A chip log, also called common log, ship log, or just log, is a navigation tool mariners use to estimate the speed of a vessel through water. The word knot, to mean nautical mile per hour, derives from this measurement method.

All nautical instruments that measure the speed of a ship through water are known as logs. This nomenclature dates back to the days of sail, when sailors tossed a log attached to a rope knotted at regular intervals off the stern of a ship. Sailors counted the number of knots that passed through their hands in a given time to determine the ship's speed. They had to know the speed to navigate using dead reckoning, which was usual practice before modern navigation instruments like GPS. Today, sailors and aircraft pilots still use the written term "knot[s]" to express speed, although the modern term is a respelling of "naut[s]," an abbreviation of "nautical mile[s]."

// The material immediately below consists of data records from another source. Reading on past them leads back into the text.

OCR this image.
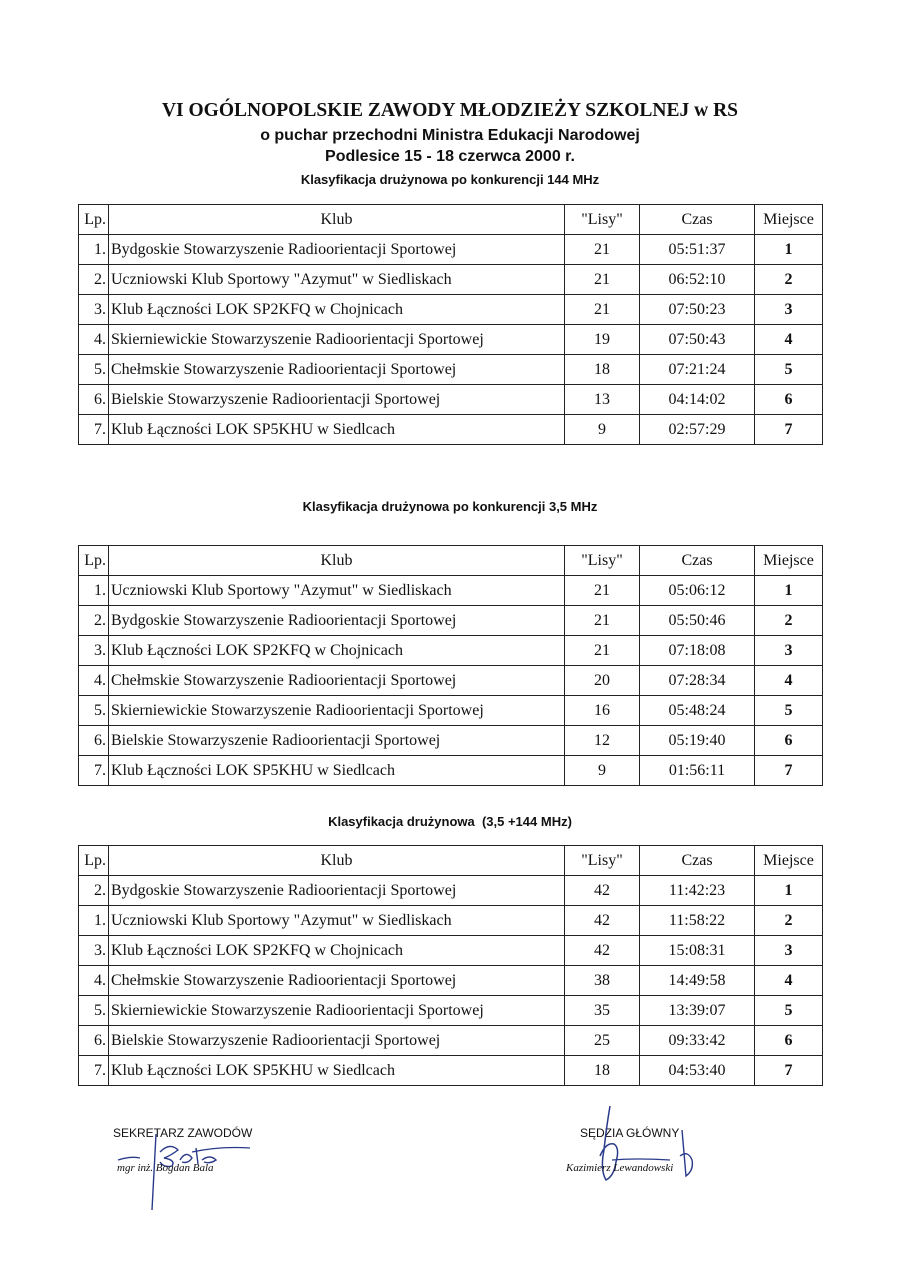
VI OGÓLNOPOLSKIE ZAWODY MŁODZIEŻY SZKOLNEJ w RS
o puchar przechodni Ministra Edukacji Narodowej
Podlesice 15 - 18 czerwca 2000 r.
Klasyfikacja drużynowa po konkurencji 144 MHz
Lp.	Klub	"Lisy"	Czas	Miejsce
1.	Bydgoskie Stowarzyszenie Radioorientacji Sportowej	21	05:51:37	1
2.	Uczniowski Klub Sportowy "Azymut" w Siedliskach	21	06:52:10	2
3.	Klub Łączności LOK SP2KFQ w Chojnicach	21	07:50:23	3
4.	Skierniewickie Stowarzyszenie Radioorientacji Sportowej	19	07:50:43	4
5.	Chełmskie Stowarzyszenie Radioorientacji Sportowej	18	07:21:24	5
6.	Bielskie Stowarzyszenie Radioorientacji Sportowej	13	04:14:02	6
7.	Klub Łączności LOK SP5KHU w Siedlcach	9	02:57:29	7
Klasyfikacja drużynowa po konkurencji 3,5 MHz
Lp.	Klub	"Lisy"	Czas	Miejsce
1.	Uczniowski Klub Sportowy "Azymut" w Siedliskach	21	05:06:12	1
2.	Bydgoskie Stowarzyszenie Radioorientacji Sportowej	21	05:50:46	2
3.	Klub Łączności LOK SP2KFQ w Chojnicach	21	07:18:08	3
4.	Chełmskie Stowarzyszenie Radioorientacji Sportowej	20	07:28:34	4
5.	Skierniewickie Stowarzyszenie Radioorientacji Sportowej	16	05:48:24	5
6.	Bielskie Stowarzyszenie Radioorientacji Sportowej	12	05:19:40	6
7.	Klub Łączności LOK SP5KHU w Siedlcach	9	01:56:11	7
Klasyfikacja drużynowa  (3,5 +144 MHz)
Lp.	Klub	"Lisy"	Czas	Miejsce
2.	Bydgoskie Stowarzyszenie Radioorientacji Sportowej	42	11:42:23	1
1.	Uczniowski Klub Sportowy "Azymut" w Siedliskach	42	11:58:22	2
3.	Klub Łączności LOK SP2KFQ w Chojnicach	42	15:08:31	3
4.	Chełmskie Stowarzyszenie Radioorientacji Sportowej	38	14:49:58	4
5.	Skierniewickie Stowarzyszenie Radioorientacji Sportowej	35	13:39:07	5
6.	Bielskie Stowarzyszenie Radioorientacji Sportowej	25	09:33:42	6
7.	Klub Łączności LOK SP5KHU w Siedlcach	18	04:53:40	7
SEKRETARZ ZAWODÓW
mgr inż. Bogdan Bala
SĘDZIA GŁÓWNY
Kazimierz Lewandowski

A chip log consists of a wooden board attached to a line (the log-line). The log-line has a number of knots at uniform intervals. The log-line is wound on a reel so the user can easily pay it out.

Over time, log construction standardized. The shape is a quarter circle, or quadrant, and the log-line attaches to the board with a bridle of three lines that connect to the vertex and to the two ends of the quadrant's arc. To ensure the log submerges and orients correctly in the water, the bottom of the log is weighted with lead. This provides more resistance in the water, and a more accurate and repeatable reading. The bridle attaches in such a way that a strong tug on the log-line makes one or two of the bridle's lines release, so a sailor can retrieve the log.

A navigator who needed to know the speed of the vessel had a sailor drop the log over the ship's stern. The log acted as a drogue, remaining roughly in place while the vessel moved away. The sailor let the log-line run out for a fixed time while counting the knots that passed over. The length of log-line passing (the number of knots) determined the reading.